An ordinary linear regression w/ intercept is a special case of a neural network. If the optimizers work well I should get the same result (esp from such a simple model).

Unfortunately I don’t.

First: prepare Boston housing data

```
using MLJ: @load_boston, partition
using Flux, Statistics
X, y = @load_boston; X = hcat(X...);
train, test = partition(eachindex(y), .7, rng=333);
#
Xm = hcat(X, size(X,1) |> ones ); #add intercept
XmT= Xm[train,:]; XmH= Xm[test,:];
# Flux automatically includes intercept...
XT= X[train,:]; YT= y[train];
XH= X[test,:]; YH= y[test];
d = Flux.Data.DataLoader(XT', YT');
```

Now train a linear model w/ intercept using matrix algebra:

In-sample RMSE= 4.90. Out-of-sample RMSE = 4.4242.

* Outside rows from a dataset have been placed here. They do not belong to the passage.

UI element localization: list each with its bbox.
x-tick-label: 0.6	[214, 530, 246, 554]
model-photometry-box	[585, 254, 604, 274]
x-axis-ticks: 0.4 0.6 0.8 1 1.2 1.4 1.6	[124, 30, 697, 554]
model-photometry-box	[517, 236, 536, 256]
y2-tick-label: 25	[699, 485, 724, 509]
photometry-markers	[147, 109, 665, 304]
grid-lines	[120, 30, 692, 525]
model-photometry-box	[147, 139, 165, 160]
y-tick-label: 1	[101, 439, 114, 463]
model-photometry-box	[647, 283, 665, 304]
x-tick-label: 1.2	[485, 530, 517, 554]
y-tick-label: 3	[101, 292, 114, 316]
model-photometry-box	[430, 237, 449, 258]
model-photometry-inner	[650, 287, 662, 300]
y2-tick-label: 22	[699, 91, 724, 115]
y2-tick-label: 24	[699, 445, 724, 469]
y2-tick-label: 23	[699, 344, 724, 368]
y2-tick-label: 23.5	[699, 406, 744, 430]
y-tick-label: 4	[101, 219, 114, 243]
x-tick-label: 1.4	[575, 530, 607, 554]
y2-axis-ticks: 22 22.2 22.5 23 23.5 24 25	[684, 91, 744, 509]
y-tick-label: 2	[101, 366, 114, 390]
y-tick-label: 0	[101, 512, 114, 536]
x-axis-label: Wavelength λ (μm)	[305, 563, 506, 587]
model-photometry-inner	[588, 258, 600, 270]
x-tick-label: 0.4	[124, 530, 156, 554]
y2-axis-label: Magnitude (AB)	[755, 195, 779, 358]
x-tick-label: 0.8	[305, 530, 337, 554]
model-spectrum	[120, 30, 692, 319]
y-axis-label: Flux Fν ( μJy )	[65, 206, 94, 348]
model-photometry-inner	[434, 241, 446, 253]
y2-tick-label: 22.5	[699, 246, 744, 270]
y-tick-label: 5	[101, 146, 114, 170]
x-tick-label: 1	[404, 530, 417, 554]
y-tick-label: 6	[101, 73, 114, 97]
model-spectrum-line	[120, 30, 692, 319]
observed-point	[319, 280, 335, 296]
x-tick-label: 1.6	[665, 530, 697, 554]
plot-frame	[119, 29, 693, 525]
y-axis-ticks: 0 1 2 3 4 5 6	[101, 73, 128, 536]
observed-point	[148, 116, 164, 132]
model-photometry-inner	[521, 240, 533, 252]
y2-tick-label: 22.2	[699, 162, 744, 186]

Below I denote these scores (IS, OS).

```
β̂ = XmT \ YT
ŷ = (XmT)*β̂
Flux.mse(ŷ, YT) |> sqrt
ŷ = (XmH)*β̂
Flux.mse(ŷ, YH) |> sqrt
```

Now train a generic Flux model:

```
function f(d, XT, YT, XH, YH;
m = Chain(Dense(size(XT,2), 1)), #Model/Activation
ℓ = Flux.mse, #Loss: mse, crossentropy...
# #Penalty: add later...
opt = ADAGrad(), #Optimiser
nE = 200 #Number epochs
)
loss(x, y) = ℓ(m(x), y)
Flux.@epochs nE Flux.train!(loss, params(m), d, opt)
IS = Flux.mse(m(XT'), YT') |> sqrt
OS = Flux.mse(m(XH'), YH') |> sqrt
return IS, OS
end
```

Using the ADAGrad() optimiser my scores are too far off, but improve w/ more epochs:

```
f(d, XT, YT, XH, YH, m = Chain(Dense(12,1)), nE= 200) #(5.57, 5.18)
f(d, XT, YT, XH, YH, m = Chain(Dense(12,1)), nE=1_000) #(5.30, 4.85)
f(d, XT, YT, XH, YH, m = Chain(Dense(12,1)), nE=10_000) #(5.14, 4.48)
```

Next I try all default optimizers w/ 1000 epochs:

```
Opt_All =[ADAMW(), ADAGrad(0.1), AdaMax(), ADADelta(0.9), AMSGrad(),
NADAM(), RADAM(), Descent(0.1), ADAM(), Nesterov(), RMSProp(),
Momentum()];
for opt in Opt_All
println(" ", opt)
IS, OS= f(d, XT, YT, XH, YH, opt=opt, nE=1_000)
println(IS, " ", OS)
println(" ")
end
```

Still not great:

```
Flux.Optimise.Optimiser(Any[ADAM(0.001, (0.9, 0.999), IdDict{Any,Any}()), WeightDecay(0)])
5.38384461137456 4.682120351510056
ADAGrad(0.1, IdDict{Any,Any}())
5.27592040673716 4.793918203133885
AdaMax(0.001, (0.9, 0.999), IdDict{Any,Any}())
5.295374172910945 4.833882858869897
ADADelta(0.9, IdDict{Any,Any}())
55.62990418302113 57.01656766967905
AMSGrad(0.001, (0.9, 0.999), IdDict{Any,Any}())
5.320812530474836 4.881181082991089
NADAM(0.001, (0.9, 0.999), IdDict{Any,Any}())
5.3934106199655245 4.690819240537613
RADAM(0.001, (0.9, 0.999), IdDict{Any,Any}())
1.394841024573495e12 1.393338515504848e12
Descent(0.1)
NaN NaN
ADAM(0.001, (0.9, 0.999), IdDict{Any,Any}())
5.392202731987643 4.693330726613823
Nesterov(0.001, 0.9, IdDict{Any,Any}())
NaN NaN
RMSProp(0.001, 0.9, IdDict{Any,Any}())
5.42999749585886 4.658016527255777
Momentum(0.01, 0.9, IdDict{Any,Any}())
NaN NaN
```

Now FluxOptTools.jl:

(IS, OS) = (5.18, 4.488) better (claims status: success) but still not great.

```
using Flux, Zygote, Optim, FluxOptTools, Statistics
m = Chain(Dense(size(XT,2), 1)) #LM
loss4() = mean(abs2, m(XT') .- YT')
Zygote.refresh()
pars = Flux.params(m)
lossfun, gradfun, fg!, p0 = optfuns(loss4, pars)
res = Optim.optimize(Optim.only_fg!(fg!), p0, Optim.Options(iterations=10_000, store_trace=true))
res
Flux.params(m)
IS = Flux.mse(m(XT'), YT') |> sqrt
OS = Flux.mse(m(XH'), YH') |> sqrt
```

I’m unable to use the BFGS() option `MethodError: no method matching length(::GlobalRef)`

.

@baggepinnen is there a smarter way to use your tool to find the minimum?